Pela mudança proposta, as exchanges devem informar data e tipo de operação, informações cadastrais dos titulares, criptoativo negociado, valor da operação, valor de mercado de cada moeda, taxas de serviços cobradas pela negociação, entre outros. Para fins tributários, as mesmas informações serão exigidas para transações intermediadas por exchanges que estão no exterior. As informações devem ser prestadas pelo sistema Coleta Nacional, disponibilizado no Centro Virtual de Atendimento (e-CAC) da Receita Federal.

A preocupação em torno das criptomoedas não é de hoje. Em 2017, o Banco Central emitiu um comunicado sobre elas. Entre vários tópicos, um se destaca: o órgão enfatiza que há riscos em se adquirir esse tipo de ativo, como a possibilidade de perda de todo o capital investido e de perdas patrimoniais.

A criptomoeda possui valor digital, mas não é emitida ou regulamentada pelo Banco Central. Dessa forma, as operações com moedas virtuais não são garantidas pelo Estado, o que as tornam menos seguras e exigem dos investidores menos aversão ao risco de perda decorrente da flutuação do preço.

Ainda assim, a Receita Federal equipara as moedas virtuais a ativos financeiros no que se refere à declaração no Imposto de Renda. Segundo o órgão, é necessário que as criptomoedas sejam declaradas na ficha "Bens e direitos" como "outros bens" pelo valor da aquisição. Como não têm cotação oficial, uma vez que não há um órgão responsável pelo controle de sua emissão, não há uma regra legal de conversão dos valores para fins tributários. Os ganhos com transações de moedas virtuais a partir de R$ 35 mil ao mês são tributados, a título de ganho de capital, com alíquota progressiva em função do lucro.

Segundo o presidente da Associação Brasileira de Criptoativos e Blockchain (ABCB), Fernando Furlan, uma regulamentação bem-feita, que não seja exagerada nem burocrática, pode ajudar o mercado a se consolidar, dar segurança jurídica ao usuário e investidor.
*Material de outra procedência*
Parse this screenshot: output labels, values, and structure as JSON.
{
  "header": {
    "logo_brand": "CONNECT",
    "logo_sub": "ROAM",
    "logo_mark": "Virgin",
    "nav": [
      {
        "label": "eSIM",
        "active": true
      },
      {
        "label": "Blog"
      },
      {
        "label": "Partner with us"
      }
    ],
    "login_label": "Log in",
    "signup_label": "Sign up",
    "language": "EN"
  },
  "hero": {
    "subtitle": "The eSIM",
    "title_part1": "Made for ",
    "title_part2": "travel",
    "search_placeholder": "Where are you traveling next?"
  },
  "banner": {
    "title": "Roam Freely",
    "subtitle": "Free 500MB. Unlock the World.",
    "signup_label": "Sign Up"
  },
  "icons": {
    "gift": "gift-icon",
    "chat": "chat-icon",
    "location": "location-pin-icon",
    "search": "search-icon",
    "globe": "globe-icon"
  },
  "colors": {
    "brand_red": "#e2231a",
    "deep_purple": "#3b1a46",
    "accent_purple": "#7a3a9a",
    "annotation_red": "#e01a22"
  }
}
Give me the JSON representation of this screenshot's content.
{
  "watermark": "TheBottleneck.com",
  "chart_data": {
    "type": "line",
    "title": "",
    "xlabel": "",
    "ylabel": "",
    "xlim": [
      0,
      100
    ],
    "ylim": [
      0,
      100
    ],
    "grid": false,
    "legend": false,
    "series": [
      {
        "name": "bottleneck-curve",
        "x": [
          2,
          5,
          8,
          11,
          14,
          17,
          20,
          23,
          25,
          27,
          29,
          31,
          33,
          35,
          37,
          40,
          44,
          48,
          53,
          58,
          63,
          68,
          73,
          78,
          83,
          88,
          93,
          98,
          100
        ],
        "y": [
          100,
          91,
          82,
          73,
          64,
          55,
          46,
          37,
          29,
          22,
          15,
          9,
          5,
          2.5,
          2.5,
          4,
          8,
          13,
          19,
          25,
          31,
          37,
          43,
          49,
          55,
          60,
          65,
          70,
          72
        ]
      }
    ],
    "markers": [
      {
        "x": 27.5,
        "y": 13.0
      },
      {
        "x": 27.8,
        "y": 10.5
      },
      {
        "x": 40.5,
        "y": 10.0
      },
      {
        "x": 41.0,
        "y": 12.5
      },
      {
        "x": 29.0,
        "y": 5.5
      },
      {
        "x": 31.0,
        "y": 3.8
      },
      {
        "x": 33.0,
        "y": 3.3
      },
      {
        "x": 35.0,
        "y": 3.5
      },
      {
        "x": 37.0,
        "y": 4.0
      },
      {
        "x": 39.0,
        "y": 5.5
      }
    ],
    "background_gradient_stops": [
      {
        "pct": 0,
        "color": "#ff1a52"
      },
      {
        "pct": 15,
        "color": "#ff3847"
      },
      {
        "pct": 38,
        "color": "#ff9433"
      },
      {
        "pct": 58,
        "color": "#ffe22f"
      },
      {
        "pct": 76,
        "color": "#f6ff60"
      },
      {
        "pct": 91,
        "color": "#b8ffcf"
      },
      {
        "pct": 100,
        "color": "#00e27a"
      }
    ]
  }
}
"Acreditamos que a Receita não foi precipitada, pois realizou consulta pública prévia e está analisando as sugestões enviadas, inclusive as nossas. Se a Receita vier a publicar portaria, seria importante que não impingisse custos demasiados a startups e empresas pré-operacionais, tão comuns nesse setor de criptoativos. A preocupação é com a imposição de custos operacionais que inviabilizem pequenos e inovadores negócios", pontua.

Fiscalização

Todas as exchanges do Brasil deverão entregar informações, segundo a norma. Quando a operação for realizada sem exchange ou com uma domiciliada no exterior, a pessoa física ou jurídica que comprou/vendeu criptomoeda deverá informar sempre que a transação mensal ultrapassar R$ 10 mil.

A Receita também deve exigir que as informações sejam prestadas no mês subsequente àquele em que a transação com criptoativo ocorreu. Ainda assim, o declarante precisará guardar os documentos e manter os sistemas nos quais as informações foram extraídas.

A Receita Federal detalhou as penalidades que devem ser impostas a quem omitir informações ou declarar informação errada ou incompleta.

As multas por prestação de informação fora do prazo são de R$ 500 por mês para pessoa jurídica cadastrada no Simples Nacional e em início de atividade; R$ 1,5 mil para empresas em outro regime tributário; e R$ 100 para pessoa física. As multas referentes à prestação incorreta, omitida ou incompleta é de 3% do valor da operação declarada erroneamente para pessoa jurídica e 1,5% para pessoa física.

A multa de R$ 1,5 mil também será aplicada à pessoa jurídica que na última declaração utilizou mais de uma forma de apuração do lucro ou tenha realizado operação de reorganização societária.

A multa será mantida ainda que haja indícios de ocorrências de crimes previstos na Lei n.º 9.613, que trata de lavagem de dinheiro; ocultação de bens, direitos e valores; e utilização do sistema financeiro para atividades ilícitas.

De acordo com o advogado especialista em Direito Tributário e CEO da consultoria especializada em criptomoedas Bitwolf, Rafael Steinfeld, a multa de 3% aplicável às pessoas jurídicas, referente à omissão de dados e informação errada ou incompleta, pode inviabilizar o trabalho das exchanges e impedir o crescimento do mercado, uma vez que a taxa de intermediação (que é a receita da exchange) é menor do que a própria multa eventualmente aplicada pela Receita Federal.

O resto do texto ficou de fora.